Things do happen in places where things never happen.

If history unfolds in the metropolis, the circle of life - birth, growth, death, and birth again - is magnified in the province.

"Juliet in August (Cool Water)" follows a few denizens of a homonymous western Canadian town for approximately two days' time.

The characters play out different personal dramas (emphasize dramas) related to the more incremental stops along that circle of life: the confused adolescent, the indebted family farmer, the cafe proprietor and her fading charms, the balding bank officer, the pregnant teen.

The author, Dianne Warren, chooses to run these dramas along separate rails, essentially laying out a handful of stories, breaking them up, and then interspersing those parts.

You spend a little time with Lee Torgeson on his desert trek, you jump to Willard at the drive-in, and then to Shiloh in his new basement room.

These are working folks and westerns folks, and Warren's prose reflects their idioms. "Juliet in August" strikes a nice balance between showing and explaining, alternating lively, regionally tinged dialogue with concise introspection. Warren's ear for the language of long-term matrimony is certain.
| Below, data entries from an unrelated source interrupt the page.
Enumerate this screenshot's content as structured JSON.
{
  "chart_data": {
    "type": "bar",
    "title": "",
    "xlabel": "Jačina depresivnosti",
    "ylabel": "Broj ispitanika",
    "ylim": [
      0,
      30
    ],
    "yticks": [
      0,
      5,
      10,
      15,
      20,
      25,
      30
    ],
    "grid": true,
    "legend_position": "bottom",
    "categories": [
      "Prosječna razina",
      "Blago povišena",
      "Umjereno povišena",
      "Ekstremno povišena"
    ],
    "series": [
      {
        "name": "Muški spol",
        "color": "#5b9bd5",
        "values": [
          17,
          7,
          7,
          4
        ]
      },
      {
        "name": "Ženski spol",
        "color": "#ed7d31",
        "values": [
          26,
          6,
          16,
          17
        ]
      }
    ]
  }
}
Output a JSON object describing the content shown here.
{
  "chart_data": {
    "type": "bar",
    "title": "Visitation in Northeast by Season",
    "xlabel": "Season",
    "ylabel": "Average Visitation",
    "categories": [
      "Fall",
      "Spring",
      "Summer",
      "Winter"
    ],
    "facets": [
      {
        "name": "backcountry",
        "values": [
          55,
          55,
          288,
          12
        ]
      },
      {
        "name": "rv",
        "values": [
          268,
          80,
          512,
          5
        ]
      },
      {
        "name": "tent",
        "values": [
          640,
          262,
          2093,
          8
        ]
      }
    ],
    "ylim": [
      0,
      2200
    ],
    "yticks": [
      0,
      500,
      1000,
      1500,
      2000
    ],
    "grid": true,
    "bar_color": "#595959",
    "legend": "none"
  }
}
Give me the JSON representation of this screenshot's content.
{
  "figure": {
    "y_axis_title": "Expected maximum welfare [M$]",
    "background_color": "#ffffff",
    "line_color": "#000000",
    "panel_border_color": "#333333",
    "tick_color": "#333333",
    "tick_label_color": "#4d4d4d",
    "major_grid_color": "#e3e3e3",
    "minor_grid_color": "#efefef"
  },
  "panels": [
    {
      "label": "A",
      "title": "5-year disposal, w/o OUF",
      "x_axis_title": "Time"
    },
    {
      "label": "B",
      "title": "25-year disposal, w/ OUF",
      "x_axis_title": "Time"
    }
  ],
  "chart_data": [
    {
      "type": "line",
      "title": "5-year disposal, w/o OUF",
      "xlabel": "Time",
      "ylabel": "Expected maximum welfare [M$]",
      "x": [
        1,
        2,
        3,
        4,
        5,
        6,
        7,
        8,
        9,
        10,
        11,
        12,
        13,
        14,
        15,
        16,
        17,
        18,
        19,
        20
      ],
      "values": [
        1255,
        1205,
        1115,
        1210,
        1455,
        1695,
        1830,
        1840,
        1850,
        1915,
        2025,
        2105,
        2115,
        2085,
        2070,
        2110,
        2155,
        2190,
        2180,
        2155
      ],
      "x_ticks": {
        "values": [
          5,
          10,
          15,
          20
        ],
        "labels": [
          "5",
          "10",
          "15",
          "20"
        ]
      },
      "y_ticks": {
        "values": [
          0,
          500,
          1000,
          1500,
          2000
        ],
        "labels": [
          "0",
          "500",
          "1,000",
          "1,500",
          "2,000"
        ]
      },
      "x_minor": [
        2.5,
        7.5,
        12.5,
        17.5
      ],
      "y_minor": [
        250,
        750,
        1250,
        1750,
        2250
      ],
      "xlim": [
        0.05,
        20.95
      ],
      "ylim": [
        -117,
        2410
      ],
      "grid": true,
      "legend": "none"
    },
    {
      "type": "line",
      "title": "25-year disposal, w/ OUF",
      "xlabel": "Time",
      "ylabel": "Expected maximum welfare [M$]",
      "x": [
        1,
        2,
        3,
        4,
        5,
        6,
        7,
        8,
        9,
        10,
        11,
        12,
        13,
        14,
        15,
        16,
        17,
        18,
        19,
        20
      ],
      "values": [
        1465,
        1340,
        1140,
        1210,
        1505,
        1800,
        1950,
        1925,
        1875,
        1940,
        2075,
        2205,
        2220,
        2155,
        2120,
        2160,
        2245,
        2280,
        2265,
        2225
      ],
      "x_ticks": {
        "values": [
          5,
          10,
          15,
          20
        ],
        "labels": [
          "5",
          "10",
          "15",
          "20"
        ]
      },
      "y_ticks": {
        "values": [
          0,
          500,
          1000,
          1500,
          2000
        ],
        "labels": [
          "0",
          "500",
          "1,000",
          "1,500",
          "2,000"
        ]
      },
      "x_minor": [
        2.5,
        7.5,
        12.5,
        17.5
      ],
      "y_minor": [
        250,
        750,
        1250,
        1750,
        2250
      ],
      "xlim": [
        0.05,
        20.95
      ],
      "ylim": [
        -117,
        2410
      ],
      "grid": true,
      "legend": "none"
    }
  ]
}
It's a grim with that silver-lining-of-hope kind of story. The humanity of these small and anonymous people out in the desert of Saskatchewan renders them universal. We can relate. We dream of escape, too.

There is no big bang here, no classic denouement once events have transpired. Perhaps a vague peak toward the end that closes the narrative somewhat.

There is no neat and tidy resolution to some of the problems the characters confront, only the lessons they impart. They have only tomorrow to look forward to and the next phase in their own circumnavigation.